После ухи Дмитрий был добр.
— А не рано ль рязанца пускать к московской грамоте? — спросил осторожный Бренко. — Сперва б спытать.
— Мыслишь: не рязанское ль око промежду нас бродит? А пущай. То Ольгу страшно: он на полушку купит, а на рубль прихвастнет. А Москве больше таиться нечего: коли заглянет твое око за тын, увидит — Москва сильнее того, чем кажется. Этого ли таиться? Татар не чтим, тоже не таимся, на Воже с ними об этом перемолвились. Пущай око, пущай поглядят, смирней станут.
— Ну, коли так, пущай.
И вскоре Бренко заснул, разомлевший от окской стерляди да избяной жары. Пристав нерешительно расталкивал его, чтоб подстелить под него перину.
Они разлеглись на широких белых скамьях и не слышали ни петухов, кричавших среди туманной ночи, ни пастухов, игравших в берестяные трубы на заре.

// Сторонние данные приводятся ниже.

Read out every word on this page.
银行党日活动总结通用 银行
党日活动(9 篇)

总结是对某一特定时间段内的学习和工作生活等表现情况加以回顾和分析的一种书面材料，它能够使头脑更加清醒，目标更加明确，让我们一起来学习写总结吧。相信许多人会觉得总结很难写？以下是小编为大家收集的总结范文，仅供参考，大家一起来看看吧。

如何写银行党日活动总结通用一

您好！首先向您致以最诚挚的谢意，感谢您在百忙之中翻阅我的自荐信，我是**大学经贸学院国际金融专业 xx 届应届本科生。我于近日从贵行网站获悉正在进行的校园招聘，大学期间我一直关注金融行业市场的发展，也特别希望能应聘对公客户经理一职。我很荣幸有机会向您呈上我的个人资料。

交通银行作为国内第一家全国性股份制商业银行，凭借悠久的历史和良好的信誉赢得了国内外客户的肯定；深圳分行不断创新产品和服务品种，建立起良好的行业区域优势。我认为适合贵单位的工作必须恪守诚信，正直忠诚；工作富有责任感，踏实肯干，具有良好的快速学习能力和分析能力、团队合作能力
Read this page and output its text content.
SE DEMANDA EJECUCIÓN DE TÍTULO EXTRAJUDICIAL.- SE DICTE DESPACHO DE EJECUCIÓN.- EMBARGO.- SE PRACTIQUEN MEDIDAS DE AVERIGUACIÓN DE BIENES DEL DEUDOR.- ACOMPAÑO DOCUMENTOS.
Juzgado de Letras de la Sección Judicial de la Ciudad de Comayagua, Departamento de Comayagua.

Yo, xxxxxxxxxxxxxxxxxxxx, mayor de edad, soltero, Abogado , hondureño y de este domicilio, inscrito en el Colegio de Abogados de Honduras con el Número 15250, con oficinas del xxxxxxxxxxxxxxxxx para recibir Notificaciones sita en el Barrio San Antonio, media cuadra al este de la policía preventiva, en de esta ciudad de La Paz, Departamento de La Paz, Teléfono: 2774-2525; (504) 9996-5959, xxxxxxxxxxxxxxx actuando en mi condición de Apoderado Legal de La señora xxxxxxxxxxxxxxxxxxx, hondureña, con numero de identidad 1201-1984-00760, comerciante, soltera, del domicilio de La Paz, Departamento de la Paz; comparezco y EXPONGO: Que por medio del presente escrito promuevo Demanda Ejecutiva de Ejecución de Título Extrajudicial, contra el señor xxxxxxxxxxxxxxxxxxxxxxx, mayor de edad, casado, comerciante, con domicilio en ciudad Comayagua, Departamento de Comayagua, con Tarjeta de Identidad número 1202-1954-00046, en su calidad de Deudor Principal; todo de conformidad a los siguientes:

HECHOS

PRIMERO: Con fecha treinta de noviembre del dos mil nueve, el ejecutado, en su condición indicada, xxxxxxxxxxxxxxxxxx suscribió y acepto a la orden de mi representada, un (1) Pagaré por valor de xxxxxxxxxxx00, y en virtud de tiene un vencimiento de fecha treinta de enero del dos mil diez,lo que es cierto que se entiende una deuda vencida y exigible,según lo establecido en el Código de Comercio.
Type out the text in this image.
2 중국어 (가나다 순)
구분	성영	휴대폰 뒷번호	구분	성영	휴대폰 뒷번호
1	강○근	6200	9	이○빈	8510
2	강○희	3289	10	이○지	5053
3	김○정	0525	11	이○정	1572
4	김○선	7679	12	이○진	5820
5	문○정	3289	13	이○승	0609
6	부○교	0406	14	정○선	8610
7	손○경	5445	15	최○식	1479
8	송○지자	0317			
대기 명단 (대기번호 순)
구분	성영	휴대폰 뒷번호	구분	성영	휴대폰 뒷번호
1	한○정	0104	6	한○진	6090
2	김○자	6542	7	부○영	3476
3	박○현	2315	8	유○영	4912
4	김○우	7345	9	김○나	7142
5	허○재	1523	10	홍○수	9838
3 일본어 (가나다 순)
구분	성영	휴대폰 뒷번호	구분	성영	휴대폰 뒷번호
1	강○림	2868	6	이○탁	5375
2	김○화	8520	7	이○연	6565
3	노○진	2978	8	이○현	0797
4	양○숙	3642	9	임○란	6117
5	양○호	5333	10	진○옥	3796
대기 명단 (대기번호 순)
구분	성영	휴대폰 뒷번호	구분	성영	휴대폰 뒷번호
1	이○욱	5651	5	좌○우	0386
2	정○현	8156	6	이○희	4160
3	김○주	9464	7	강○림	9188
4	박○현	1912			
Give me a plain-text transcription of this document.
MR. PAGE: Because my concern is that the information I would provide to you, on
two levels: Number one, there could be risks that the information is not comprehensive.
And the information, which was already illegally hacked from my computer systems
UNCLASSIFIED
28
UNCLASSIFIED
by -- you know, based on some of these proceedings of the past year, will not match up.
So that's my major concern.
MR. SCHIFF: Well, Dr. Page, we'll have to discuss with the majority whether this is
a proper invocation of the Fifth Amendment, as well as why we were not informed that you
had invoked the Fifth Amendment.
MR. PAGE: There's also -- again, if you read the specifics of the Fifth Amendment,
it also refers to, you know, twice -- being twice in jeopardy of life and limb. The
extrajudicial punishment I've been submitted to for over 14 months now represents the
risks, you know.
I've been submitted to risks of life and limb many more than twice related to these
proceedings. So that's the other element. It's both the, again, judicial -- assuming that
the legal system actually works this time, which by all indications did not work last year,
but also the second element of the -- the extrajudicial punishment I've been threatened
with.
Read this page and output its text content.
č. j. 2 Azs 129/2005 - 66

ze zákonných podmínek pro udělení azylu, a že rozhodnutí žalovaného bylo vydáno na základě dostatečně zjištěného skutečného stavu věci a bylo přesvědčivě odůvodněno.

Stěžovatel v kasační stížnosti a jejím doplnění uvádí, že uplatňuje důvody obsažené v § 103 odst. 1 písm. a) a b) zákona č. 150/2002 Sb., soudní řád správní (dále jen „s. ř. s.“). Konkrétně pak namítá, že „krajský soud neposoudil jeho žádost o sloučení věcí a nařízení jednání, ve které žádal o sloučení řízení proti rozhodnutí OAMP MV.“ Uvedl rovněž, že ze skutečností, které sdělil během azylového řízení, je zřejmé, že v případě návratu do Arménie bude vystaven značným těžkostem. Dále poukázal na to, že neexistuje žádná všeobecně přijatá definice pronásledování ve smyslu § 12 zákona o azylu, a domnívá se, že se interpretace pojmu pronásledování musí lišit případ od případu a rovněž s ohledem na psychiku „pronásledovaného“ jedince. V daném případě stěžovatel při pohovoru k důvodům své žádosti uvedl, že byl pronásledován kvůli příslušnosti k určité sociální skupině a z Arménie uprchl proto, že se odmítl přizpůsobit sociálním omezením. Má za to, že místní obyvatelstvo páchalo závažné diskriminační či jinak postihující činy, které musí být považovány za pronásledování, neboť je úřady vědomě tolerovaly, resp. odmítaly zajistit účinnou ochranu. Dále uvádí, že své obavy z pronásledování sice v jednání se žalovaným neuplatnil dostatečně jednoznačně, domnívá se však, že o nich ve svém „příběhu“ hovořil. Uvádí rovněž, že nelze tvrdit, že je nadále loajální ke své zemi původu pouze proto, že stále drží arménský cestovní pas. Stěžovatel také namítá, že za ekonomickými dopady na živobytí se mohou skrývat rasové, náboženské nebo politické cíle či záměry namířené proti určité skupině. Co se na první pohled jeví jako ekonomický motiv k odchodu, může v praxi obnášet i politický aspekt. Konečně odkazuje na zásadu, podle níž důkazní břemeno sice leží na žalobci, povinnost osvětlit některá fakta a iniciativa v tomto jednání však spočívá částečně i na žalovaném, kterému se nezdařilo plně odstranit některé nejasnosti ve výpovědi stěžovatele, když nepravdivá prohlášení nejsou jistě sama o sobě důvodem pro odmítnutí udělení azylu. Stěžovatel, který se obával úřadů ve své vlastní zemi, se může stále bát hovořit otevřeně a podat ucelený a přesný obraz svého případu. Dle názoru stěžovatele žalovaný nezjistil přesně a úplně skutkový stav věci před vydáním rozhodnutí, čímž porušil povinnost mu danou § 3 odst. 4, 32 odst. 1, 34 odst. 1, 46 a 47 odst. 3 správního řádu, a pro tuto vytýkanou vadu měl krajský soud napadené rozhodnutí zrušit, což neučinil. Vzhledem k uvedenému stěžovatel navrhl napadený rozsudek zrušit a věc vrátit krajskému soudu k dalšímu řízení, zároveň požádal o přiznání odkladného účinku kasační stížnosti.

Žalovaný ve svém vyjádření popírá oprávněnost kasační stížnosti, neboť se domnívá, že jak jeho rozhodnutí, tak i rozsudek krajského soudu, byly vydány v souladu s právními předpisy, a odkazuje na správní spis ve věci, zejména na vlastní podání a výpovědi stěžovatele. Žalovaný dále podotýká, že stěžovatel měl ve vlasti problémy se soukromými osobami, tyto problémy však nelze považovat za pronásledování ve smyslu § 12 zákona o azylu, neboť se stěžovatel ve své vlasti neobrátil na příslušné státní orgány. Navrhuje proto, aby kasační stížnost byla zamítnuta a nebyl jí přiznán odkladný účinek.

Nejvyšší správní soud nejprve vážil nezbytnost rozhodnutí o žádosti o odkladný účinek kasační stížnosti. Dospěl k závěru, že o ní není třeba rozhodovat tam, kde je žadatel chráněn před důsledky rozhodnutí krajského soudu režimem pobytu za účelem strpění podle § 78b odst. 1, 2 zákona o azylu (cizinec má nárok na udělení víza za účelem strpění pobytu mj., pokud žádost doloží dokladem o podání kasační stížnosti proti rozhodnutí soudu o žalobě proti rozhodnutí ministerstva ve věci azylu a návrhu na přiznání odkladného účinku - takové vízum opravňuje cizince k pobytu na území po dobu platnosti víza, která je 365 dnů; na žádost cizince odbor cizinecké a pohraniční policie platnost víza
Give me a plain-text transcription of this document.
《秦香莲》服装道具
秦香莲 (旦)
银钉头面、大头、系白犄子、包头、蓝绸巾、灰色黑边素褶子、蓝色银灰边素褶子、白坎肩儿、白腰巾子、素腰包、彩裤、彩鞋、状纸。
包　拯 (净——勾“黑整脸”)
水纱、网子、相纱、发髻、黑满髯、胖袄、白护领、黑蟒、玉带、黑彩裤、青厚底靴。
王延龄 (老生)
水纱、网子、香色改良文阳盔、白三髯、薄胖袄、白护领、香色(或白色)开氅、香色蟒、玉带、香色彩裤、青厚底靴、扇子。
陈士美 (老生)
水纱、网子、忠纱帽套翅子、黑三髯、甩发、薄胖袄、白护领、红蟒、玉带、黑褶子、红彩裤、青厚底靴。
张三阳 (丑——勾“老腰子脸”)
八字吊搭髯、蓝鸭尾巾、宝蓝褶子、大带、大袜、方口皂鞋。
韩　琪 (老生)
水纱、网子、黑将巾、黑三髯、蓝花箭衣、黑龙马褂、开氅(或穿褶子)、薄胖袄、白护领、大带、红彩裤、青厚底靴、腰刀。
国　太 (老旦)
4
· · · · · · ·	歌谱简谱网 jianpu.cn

Но Дмитрий проснулся рано и вскочил сразу. Отроки уже знали его обычай и держали наготове ковш ледяной воды. Дмитрий обмылся ею — лицо раскраснелось — и вышел на крыльцо глянуть, как разгорается заря.
Во двор уже сошлись люди, кому предстояло судиться на княжом суде. Иные лениво жевали, сидя у стены. При виде Дмитрия еда остановилась у них поперек горла, они испуганно повскакали с мест, кинулись от страха бить лбом землю: никак не ожидали видеть князя столь рано, да одного, запросто.
— Да полно кланяться! — рассердился Дмитрий. — Как засужу вас, накланяетесь. А сейчас садитесь, ешьте, чтоб с пустым брюхом перед князем не стоять, этого не люблю — робеть будете. А москвитин о робости забыть должен.